At one time, people tended to hear about artist's books and zines through word of mouth or were only able to find them at the one unusual or quirky bookstore in town or via mail order. So the networks of distribution could be quite limited depending on where you were. Of course, art museum bookstores were also an option, though they tended to have a reputation of not always being so adventurous. Non-profit organizations such as Printed Matter and Art Metropole were among the few pioneers specializing exclusively in art publications and artists' books to support the distribution of work by independent artists.
Certainly, with the proliferation of the Internet and social media, the landscape has changed, and it's been an amazing opportunity to get the word out to larger audiences. Printed Matter's and Art Metropole's websites are amazing research resources and a great place to buy online. Many distributors specialize in art publications, two of whom we are hosting at FWB: the Berlin-based Vice Versa Art Books and Anagram Books, run by Adeline Mannarini, a newer Berlin and London-based distributor who also operates a project room for readings, book launches, and related events.

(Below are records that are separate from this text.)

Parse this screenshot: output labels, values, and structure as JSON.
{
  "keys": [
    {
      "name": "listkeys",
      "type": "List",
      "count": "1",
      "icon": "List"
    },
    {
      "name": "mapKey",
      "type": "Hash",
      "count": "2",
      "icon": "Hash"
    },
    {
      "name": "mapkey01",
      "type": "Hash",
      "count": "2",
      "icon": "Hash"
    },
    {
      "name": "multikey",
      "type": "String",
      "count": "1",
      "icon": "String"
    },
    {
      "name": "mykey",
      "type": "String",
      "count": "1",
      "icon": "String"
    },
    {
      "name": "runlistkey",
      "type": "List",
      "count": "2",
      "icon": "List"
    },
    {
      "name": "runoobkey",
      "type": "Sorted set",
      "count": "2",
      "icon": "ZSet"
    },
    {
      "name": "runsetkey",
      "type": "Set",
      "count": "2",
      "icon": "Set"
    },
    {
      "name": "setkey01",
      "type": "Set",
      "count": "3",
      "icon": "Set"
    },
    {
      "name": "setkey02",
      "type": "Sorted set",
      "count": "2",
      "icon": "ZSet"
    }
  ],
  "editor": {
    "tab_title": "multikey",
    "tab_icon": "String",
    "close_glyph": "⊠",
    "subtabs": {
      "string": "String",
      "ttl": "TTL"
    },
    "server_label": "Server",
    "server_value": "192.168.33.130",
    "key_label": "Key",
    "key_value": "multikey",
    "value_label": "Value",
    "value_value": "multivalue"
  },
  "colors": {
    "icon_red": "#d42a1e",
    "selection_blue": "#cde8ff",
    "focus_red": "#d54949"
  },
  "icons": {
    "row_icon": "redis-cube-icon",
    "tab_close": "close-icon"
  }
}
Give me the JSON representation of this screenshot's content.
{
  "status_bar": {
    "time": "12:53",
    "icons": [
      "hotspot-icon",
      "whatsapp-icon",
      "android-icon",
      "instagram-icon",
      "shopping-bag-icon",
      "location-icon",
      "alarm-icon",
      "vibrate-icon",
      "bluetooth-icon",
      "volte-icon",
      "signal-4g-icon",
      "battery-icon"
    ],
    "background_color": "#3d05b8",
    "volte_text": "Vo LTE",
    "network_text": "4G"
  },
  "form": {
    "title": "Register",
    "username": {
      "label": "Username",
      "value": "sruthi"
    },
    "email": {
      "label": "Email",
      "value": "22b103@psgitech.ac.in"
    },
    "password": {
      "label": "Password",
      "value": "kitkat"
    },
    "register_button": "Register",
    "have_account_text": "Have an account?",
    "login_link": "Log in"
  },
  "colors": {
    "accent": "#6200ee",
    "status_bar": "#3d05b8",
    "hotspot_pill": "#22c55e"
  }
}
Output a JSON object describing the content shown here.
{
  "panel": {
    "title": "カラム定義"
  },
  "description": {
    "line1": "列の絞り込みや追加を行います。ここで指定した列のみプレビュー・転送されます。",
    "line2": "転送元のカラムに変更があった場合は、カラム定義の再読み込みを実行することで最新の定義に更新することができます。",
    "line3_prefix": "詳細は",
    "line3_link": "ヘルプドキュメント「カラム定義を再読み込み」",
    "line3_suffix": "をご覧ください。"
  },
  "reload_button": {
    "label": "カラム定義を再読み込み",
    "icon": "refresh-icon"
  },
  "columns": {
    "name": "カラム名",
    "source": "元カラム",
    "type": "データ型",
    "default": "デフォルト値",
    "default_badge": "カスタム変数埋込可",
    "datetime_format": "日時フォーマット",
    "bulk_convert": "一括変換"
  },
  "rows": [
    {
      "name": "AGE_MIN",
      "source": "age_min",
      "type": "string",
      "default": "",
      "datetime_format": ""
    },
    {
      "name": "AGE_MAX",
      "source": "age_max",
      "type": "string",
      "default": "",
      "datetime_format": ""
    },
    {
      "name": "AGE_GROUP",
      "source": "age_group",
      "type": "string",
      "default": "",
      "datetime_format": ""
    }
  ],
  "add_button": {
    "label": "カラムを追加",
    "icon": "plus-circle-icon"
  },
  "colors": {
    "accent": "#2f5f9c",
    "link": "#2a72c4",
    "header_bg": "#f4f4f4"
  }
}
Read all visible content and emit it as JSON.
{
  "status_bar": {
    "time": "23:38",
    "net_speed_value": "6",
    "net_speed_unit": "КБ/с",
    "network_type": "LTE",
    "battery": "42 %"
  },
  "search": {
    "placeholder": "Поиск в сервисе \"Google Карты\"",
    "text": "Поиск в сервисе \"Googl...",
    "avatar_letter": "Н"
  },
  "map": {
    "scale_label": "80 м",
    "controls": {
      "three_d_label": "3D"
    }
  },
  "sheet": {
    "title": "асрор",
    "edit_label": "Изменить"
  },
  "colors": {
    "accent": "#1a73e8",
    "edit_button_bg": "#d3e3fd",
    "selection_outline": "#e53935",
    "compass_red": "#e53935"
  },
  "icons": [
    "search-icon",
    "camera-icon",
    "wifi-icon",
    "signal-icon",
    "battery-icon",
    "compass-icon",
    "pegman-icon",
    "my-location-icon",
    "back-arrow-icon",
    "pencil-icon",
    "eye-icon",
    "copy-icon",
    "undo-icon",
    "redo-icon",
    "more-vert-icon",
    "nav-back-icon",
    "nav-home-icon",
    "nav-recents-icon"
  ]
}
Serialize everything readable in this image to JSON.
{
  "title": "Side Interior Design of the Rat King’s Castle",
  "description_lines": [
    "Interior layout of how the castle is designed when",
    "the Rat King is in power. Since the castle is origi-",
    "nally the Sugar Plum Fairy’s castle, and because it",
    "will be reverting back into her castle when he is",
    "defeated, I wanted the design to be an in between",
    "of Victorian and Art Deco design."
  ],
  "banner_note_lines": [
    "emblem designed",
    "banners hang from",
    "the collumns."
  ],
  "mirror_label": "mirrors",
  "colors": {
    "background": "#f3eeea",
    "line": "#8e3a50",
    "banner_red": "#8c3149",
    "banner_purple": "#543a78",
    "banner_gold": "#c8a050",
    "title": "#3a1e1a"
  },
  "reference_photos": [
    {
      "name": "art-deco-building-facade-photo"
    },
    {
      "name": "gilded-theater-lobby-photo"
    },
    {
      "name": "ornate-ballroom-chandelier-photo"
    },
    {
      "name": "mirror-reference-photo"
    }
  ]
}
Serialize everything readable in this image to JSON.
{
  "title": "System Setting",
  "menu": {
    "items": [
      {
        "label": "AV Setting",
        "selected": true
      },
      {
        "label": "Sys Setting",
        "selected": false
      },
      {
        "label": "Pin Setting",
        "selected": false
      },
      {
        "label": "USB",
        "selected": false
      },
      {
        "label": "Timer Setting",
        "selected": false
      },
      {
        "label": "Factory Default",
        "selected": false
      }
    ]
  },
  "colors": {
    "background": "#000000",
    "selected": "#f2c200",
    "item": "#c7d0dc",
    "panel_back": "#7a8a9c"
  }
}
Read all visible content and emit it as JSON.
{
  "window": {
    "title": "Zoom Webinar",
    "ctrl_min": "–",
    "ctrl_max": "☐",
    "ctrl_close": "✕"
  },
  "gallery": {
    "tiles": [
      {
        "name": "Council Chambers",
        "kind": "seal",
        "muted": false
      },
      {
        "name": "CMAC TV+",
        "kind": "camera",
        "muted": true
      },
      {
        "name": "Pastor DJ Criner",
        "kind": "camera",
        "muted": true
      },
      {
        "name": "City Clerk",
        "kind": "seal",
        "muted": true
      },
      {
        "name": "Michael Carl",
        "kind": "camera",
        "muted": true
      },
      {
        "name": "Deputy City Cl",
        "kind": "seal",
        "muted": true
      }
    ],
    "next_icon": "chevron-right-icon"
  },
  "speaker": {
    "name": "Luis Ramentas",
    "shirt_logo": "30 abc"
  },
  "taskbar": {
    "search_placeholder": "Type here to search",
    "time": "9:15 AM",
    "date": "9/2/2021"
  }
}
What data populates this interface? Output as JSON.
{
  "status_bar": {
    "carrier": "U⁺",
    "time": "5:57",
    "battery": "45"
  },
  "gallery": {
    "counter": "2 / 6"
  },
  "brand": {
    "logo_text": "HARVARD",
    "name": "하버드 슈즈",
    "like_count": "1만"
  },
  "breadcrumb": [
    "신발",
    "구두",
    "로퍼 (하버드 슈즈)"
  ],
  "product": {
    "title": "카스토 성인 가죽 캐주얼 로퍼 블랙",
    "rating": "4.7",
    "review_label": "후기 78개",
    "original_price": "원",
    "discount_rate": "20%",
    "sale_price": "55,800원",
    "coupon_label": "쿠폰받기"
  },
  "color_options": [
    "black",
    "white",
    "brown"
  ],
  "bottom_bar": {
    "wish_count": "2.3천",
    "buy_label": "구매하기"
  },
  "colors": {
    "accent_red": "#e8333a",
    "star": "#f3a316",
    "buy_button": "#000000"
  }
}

Recently, there have been some interesting online projects that aim to create a platform for independent artists to utilize, one of which is Jan Steinbach's newly launched edcat.net, an online resource and database for artists' publications as well as a marketplace, where individual artists and art publishers can catalog their books and also list their books on offer. I've also heard about an effort led by My Bookcase based in Glasgow/Barcelona/Amsterdam, creating a new online directory for independent publishing.
Lastly, art book fairs have expanded to seemingly every corner of the world in recent years, in some part due to the efforts of Printed Matter's New York Art Book Fair, which has inspired so many to start a book fair in their hometown. This helps to form circles that then foster stronger networks of publishing distribution for independent artists and reach out more directly with local audiences.